Public relations, marketing, and advertising are often confused. Each has similarities, overlaps, and distinct differences. Ideally, a combination of the three disciplines is used to build goodwill and grow an organization.
 
In a nutshell:
 
Public relations is the function of establishing and maintaining mutually beneficial relationships among various publics (i.e., between an organization and its customers, employees, and shareholders). It is two-way communication among publics: listening, sharing, offering information/ feedback, adjusting communication and organizational objectives, products, services, branding, etc., based on feedback. Public relations is usually centered on awareness-building, attitude-influencing, and/or action-inducing activities.

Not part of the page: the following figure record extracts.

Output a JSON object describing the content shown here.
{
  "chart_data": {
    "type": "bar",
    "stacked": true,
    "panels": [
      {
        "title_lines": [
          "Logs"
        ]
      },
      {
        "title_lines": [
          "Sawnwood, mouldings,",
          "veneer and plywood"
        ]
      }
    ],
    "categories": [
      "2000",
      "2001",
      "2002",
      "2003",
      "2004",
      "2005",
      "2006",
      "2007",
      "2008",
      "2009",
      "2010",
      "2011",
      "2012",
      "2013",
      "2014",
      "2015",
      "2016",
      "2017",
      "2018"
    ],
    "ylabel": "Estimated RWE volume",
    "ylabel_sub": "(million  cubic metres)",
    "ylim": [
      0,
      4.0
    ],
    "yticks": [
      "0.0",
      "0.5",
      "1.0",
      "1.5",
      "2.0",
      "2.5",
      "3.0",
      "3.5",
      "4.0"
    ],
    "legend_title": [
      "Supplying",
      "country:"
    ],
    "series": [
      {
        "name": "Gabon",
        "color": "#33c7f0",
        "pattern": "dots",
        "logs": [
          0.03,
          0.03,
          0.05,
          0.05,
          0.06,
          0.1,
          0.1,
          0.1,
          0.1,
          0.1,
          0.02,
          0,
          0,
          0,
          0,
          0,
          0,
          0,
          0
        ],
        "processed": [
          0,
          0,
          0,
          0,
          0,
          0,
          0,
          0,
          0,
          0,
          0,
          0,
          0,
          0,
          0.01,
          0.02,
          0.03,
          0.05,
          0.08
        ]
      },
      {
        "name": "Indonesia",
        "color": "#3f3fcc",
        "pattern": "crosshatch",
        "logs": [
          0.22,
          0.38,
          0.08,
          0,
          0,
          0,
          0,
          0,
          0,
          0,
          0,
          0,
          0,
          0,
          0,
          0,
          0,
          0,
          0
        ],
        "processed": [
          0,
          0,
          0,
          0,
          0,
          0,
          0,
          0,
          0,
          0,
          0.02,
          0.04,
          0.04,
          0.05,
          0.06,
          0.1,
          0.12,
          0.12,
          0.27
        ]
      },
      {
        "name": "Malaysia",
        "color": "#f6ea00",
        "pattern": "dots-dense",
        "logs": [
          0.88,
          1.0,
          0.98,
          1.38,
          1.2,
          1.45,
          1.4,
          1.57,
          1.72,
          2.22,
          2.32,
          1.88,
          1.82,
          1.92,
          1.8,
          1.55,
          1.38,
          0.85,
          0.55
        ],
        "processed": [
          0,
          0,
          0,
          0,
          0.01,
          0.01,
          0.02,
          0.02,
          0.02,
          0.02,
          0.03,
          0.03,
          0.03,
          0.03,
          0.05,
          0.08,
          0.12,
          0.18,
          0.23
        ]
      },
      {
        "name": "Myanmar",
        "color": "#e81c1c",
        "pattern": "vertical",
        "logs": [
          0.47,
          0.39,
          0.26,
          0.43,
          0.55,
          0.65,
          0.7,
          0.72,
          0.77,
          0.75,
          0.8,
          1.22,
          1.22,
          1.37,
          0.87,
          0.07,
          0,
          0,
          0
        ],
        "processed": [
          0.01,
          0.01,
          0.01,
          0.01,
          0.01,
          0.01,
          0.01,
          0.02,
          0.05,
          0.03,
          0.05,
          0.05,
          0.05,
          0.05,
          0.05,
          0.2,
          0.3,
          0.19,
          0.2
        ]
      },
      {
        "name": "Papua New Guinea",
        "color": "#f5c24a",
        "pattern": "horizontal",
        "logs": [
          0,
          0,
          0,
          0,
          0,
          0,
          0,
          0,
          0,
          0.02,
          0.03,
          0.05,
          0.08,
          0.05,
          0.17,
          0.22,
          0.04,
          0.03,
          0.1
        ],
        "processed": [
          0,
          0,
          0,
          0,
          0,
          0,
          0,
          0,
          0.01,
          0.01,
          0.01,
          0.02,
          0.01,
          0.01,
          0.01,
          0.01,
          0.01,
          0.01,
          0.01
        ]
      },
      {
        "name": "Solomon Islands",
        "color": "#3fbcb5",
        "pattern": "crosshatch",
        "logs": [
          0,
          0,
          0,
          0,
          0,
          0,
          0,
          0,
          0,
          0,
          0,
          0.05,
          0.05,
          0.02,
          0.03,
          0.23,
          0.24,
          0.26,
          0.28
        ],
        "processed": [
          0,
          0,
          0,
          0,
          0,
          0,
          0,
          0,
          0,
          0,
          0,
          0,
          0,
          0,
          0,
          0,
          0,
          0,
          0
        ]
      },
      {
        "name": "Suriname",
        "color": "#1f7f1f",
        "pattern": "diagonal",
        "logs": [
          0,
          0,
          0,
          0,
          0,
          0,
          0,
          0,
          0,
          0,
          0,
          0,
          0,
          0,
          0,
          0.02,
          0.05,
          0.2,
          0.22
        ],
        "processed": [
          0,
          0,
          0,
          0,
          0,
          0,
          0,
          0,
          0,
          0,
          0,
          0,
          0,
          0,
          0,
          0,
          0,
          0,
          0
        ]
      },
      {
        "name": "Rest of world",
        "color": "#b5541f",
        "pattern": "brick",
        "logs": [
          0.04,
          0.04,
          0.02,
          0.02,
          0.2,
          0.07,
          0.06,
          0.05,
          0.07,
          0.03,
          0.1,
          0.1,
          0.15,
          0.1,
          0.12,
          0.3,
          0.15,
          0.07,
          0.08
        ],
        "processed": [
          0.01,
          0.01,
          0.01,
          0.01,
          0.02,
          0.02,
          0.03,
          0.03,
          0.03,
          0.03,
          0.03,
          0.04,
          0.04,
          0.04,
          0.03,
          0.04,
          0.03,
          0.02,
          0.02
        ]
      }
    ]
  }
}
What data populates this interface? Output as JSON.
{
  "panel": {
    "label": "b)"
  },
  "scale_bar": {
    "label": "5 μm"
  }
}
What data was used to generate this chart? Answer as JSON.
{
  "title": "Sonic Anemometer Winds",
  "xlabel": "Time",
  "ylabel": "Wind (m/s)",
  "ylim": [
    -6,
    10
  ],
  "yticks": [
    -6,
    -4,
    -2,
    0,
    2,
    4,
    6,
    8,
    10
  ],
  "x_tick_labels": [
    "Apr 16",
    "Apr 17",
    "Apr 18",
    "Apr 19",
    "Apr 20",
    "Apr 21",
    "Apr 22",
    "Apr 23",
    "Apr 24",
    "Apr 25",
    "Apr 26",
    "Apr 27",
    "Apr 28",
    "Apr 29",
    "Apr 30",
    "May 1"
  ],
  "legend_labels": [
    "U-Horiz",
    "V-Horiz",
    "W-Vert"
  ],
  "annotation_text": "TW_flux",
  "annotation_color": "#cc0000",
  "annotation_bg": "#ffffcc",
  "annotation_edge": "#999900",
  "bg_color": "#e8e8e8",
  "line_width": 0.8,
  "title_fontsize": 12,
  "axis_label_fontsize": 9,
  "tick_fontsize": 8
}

A sub-discipline of public relations is media relations/publicity – the practice of pitching news stories in publications, on broadcasts, and on Web sites – in order to build awareness, buzz, etc. Publicity is uncontrolled in the sense that once messaging is released to a third-party media, the sender gives up control of how the message will be treated/communicated, if at all. However, if the treatment is positive (and usually it is), this third-party (independent) reporting and potential endorsement is usually more effective than advertising.

   

  
     

   

  

Marketing is the practice of the four P’s – creating a product or service that meets a want or need and then pricing, placing, and promoting that product or service. Public relations can fall under promotion. However, public relations also can be used to identify product/service improvements, new products/services, pricing strategies, re-branding, etc. For this reason, public relations can and should be practice in tandem with marketing.



Advertising is the practice of controlled creation and placement of a message (text, audio, visual) via a variety of communications channels/tools. Advertising falls under the discipline of marketing (promotion). Sometimes, though, a public relations message is delivered via ad space in the form of a public service announcement (PSA), a paid ad, or an “advertorial.” Public relations feedback often can identify the proper messaging used in advertising.

Communication planning, rooted in research, is the best way to determine the best mix of these three disciplines.